Layered Performance Analysis of TLS 1.3 Handshakes: Classical, Hybrid, and Pure Post-Quantum Key Exchange
This addresses performance concerns for network security practitioners implementing post-quantum cryptography, but it is incremental as it focuses on laboratory testing of existing algorithms.
The paper tackled the performance impact of post-quantum cryptography (PQC) algorithms on TLS 1.3 handshakes across multiple network layers, finding specific effects at each stage through statistical analysis of over thirty experiments with up to 100 transactions per second.

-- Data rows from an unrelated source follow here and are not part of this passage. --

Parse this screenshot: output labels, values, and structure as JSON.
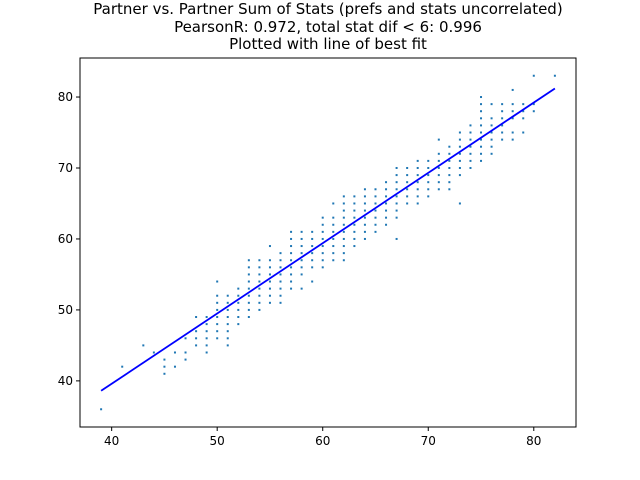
{
  "chart_data": {
    "type": "scatter",
    "title_lines": [
      "Partner vs. Partner Sum of Stats (prefs and stats uncorrelated)",
      "PearsonR: 0.972, total stat dif < 6: 0.996",
      "Plotted with line of best fit"
    ],
    "xlabel": "",
    "ylabel": "",
    "xlim": [
      37,
      84
    ],
    "ylim": [
      33.5,
      85.5
    ],
    "xticks": [
      40,
      50,
      60,
      70,
      80
    ],
    "yticks": [
      40,
      50,
      60,
      70,
      80
    ],
    "grid": false,
    "colors": {
      "points": "#1f77b4",
      "fit_line": "#0000ff"
    },
    "fit_line": {
      "x": [
        39,
        82
      ],
      "y": [
        38.6,
        81.2
      ]
    },
    "points": [
      [
        39,
        36
      ],
      [
        41,
        42
      ],
      [
        43,
        45
      ],
      [
        44,
        44
      ],
      [
        45,
        41
      ],
      [
        45,
        42
      ],
      [
        45,
        43
      ],
      [
        46,
        42
      ],
      [
        46,
        44
      ],
      [
        47,
        43
      ],
      [
        47,
        44
      ],
      [
        47,
        46
      ],
      [
        48,
        45
      ],
      [
        48,
        46
      ],
      [
        48,
        47
      ],
      [
        48,
        49
      ],
      [
        49,
        44
      ],
      [
        49,
        45
      ],
      [
        49,
        46
      ],
      [
        49,
        47
      ],
      [
        49,
        48
      ],
      [
        49,
        49
      ],
      [
        50,
        46
      ],
      [
        50,
        47
      ],
      [
        50,
        48
      ],
      [
        50,
        49
      ],
      [
        50,
        50
      ],
      [
        50,
        51
      ],
      [
        50,
        52
      ],
      [
        50,
        54
      ],
      [
        51,
        45
      ],
      [
        51,
        46
      ],
      [
        51,
        47
      ],
      [
        51,
        48
      ],
      [
        51,
        49
      ],
      [
        51,
        50
      ],
      [
        51,
        51
      ],
      [
        51,
        52
      ],
      [
        52,
        48
      ],
      [
        52,
        49
      ],
      [
        52,
        50
      ],
      [
        52,
        51
      ],
      [
        52,
        52
      ],
      [
        52,
        53
      ],
      [
        53,
        49
      ],
      [
        53,
        50
      ],
      [
        53,
        51
      ],
      [
        53,
        52
      ],
      [
        53,
        53
      ],
      [
        53,
        54
      ],
      [
        53,
        55
      ],
      [
        53,
        56
      ],
      [
        53,
        57
      ],
      [
        54,
        50
      ],
      [
        54,
        51
      ],
      [
        54,
        52
      ],
      [
        54,
        53
      ],
      [
        54,
        54
      ],
      [
        54,
        55
      ],
      [
        54,
        56
      ],
      [
        54,
        57
      ],
      [
        55,
        51
      ],
      [
        55,
        52
      ],
      [
        55,
        53
      ],
      [
        55,
        54
      ],
      [
        55,
        55
      ],
      [
        55,
        56
      ],
      [
        55,
        57
      ],
      [
        55,
        59
      ],
      [
        56,
        51
      ],
      [
        56,
        52
      ],
      [
        56,
        53
      ],
      [
        56,
        54
      ],
      [
        56,
        55
      ],
      [
        56,
        56
      ],
      [
        56,
        57
      ],
      [
        56,
        58
      ],
      [
        57,
        53
      ],
      [
        57,
        54
      ],
      [
        57,
        55
      ],
      [
        57,
        56
      ],
      [
        57,
        57
      ],
      [
        57,
        58
      ],
      [
        57,
        59
      ],
      [
        57,
        60
      ],
      [
        57,
        61
      ],
      [
        58,
        53
      ],
      [
        58,
        55
      ],
      [
        58,
        56
      ],
      [
        58,
        57
      ],
      [
        58,
        58
      ],
      [
        58,
        59
      ],
      [
        58,
        60
      ],
      [
        58,
        61
      ],
      [
        59,
        54
      ],
      [
        59,
        56
      ],
      [
        59,
        57
      ],
      [
        59,
        58
      ],
      [
        59,
        59
      ],
      [
        59,
        60
      ],
      [
        59,
        61
      ],
      [
        60,
        56
      ],
      [
        60,
        57
      ],
      [
        60,
        58
      ],
      [
        60,
        59
      ],
      [
        60,
        60
      ],
      [
        60,
        61
      ],
      [
        60,
        62
      ],
      [
        60,
        63
      ],
      [
        61,
        57
      ],
      [
        61,
        58
      ],
      [
        61,
        59
      ],
      [
        61,
        60
      ],
      [
        61,
        61
      ],
      [
        61,
        62
      ],
      [
        61,
        63
      ],
      [
        61,
        65
      ],
      [
        62,
        57
      ],
      [
        62,
        58
      ],
      [
        62,
        59
      ],
      [
        62,
        60
      ],
      [
        62,
        61
      ],
      [
        62,
        62
      ],
      [
        62,
        63
      ],
      [
        62,
        64
      ],
      [
        62,
        65
      ],
      [
        62,
        66
      ],
      [
        63,
        59
      ],
      [
        63,
        60
      ],
      [
        63,
        61
      ],
      [
        63,
        62
      ],
      [
        63,
        63
      ],
      [
        63,
        64
      ],
      [
        63,
        65
      ],
      [
        63,
        66
      ],
      [
        64,
        60
      ],
      [
        64,
        61
      ],
      [
        64,
        62
      ],
      [
        64,
        63
      ],
      [
        64,
        64
      ],
      [
        64,
        65
      ],
      [
        64,
        66
      ],
      [
        64,
        67
      ],
      [
        65,
        61
      ],
      [
        65,
        62
      ],
      [
        65,
        63
      ],
      [
        65,
        64
      ],
      [
        65,
        65
      ],
      [
        65,
        66
      ],
      [
        65,
        67
      ],
      [
        66,
        62
      ],
      [
        66,
        63
      ],
      [
        66,
        64
      ],
      [
        66,
        65
      ],
      [
        66,
        66
      ],
      [
        66,
        67
      ],
      [
        66,
        68
      ],
      [
        67,
        60
      ],
      [
        67,
        63
      ],
      [
        67,
        64
      ],
      [
        67,
        65
      ],
      [
        67,
        66
      ],
      [
        67,
        67
      ],
      [
        67,
        68
      ],
      [
        67,
        69
      ],
      [
        67,
        70
      ],
      [
        68,
        65
      ],
      [
        68,
        66
      ],
      [
        68,
        67
      ],
      [
        68,
        68
      ],
      [
        68,
        69
      ],
      [
        68,
        70
      ],
      [
        69,
        65
      ],
      [
        69,
        66
      ],
      [
        69,
        67
      ],
      [
        69,
        68
      ],
      [
        69,
        69
      ],
      [
        69,
        70
      ],
      [
        69,
        71
      ],
      [
        70,
        66
      ],
      [
        70,
        67
      ],
      [
        70,
        68
      ],
      [
        70,
        69
      ],
      [
        70,
        70
      ],
      [
        70,
        71
      ],
      [
        71,
        67
      ],
      [
        71,
        68
      ],
      [
        71,
        69
      ],
      [
        71,
        70
      ],
      [
        71,
        71
      ],
      [
        71,
        72
      ],
      [
        71,
        74
      ],
      [
        72,
        67
      ],
      [
        72,
        68
      ],
      [
        72,
        69
      ],
      [
        72,
        70
      ],
      [
        72,
        71
      ],
      [
        72,
        72
      ],
      [
        72,
        73
      ],
      [
        73,
        65
      ],
      [
        73,
        69
      ],
      [
        73,
        70
      ],
      [
        73,
        71
      ],
      [
        73,
        72
      ],
      [
        73,
        73
      ],
      [
        73,
        74
      ],
      [
        73,
        75
      ],
      [
        74,
        70
      ],
      [
        74,
        71
      ],
      [
        74,
        72
      ],
      [
        74,
        73
      ],
      [
        74,
        74
      ],
      [
        74,
        75
      ],
      [
        74,
        76
      ],
      [
        75,
        71
      ],
      [
        75,
        72
      ],
      [
        75,
        73
      ],
      [
        75,
        74
      ],
      [
        75,
        75
      ],
      [
        75,
        76
      ],
      [
        75,
        77
      ],
      [
        75,
        78
      ],
      [
        75,
        79
      ],
      [
        75,
        80
      ],
      [
        76,
        72
      ],
      [
        76,
        73
      ],
      [
        76,
        74
      ],
      [
        76,
        75
      ],
      [
        76,
        76
      ],
      [
        76,
        77
      ],
      [
        76,
        79
      ],
      [
        77,
        74
      ],
      [
        77,
        75
      ],
      [
        77,
        76
      ],
      [
        77,
        77
      ],
      [
        77,
        78
      ],
      [
        77,
        79
      ],
      [
        78,
        74
      ],
      [
        78,
        75
      ],
      [
        78,
        77
      ],
      [
        78,
        78
      ],
      [
        78,
        79
      ],
      [
        78,
        81
      ],
      [
        79,
        75
      ],
      [
        79,
        77
      ],
      [
        79,
        78
      ],
      [
        79,
        79
      ],
      [
        80,
        78
      ],
      [
        80,
        79
      ],
      [
        80,
        83
      ],
      [
        82,
        83
      ]
    ]
  }
}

In this paper, we present a laboratory study focused on the impact of post-quantum cryptography (PQC) algorithms on multiple layers of stateful HTTP over TLS transactions: the TCP handshake, the intermediate TCP-TLS layer, the TLS handshake, the intermediate TLS layer, and the HTTP application layer. To this end, we propose a laboratory architecture that emulates a real-world setup in which a load test of up to 100 transactions per second is sent to a load balancer, which in turn forwards them to a backend server that returns the responses. Each set of tests is executed using the TLS 1.3 key exchange groups as follows: traditional (or non-PQC), hybrid PQC and pure PQC. Each set of tests also varied the backend response size. Across more than thirty experiments, we performed data reduction and statistical analysis for each layer, to determine the specific impact of each algorithm (PQC and traditional) at every stage of the HTTP-over-TLS transaction.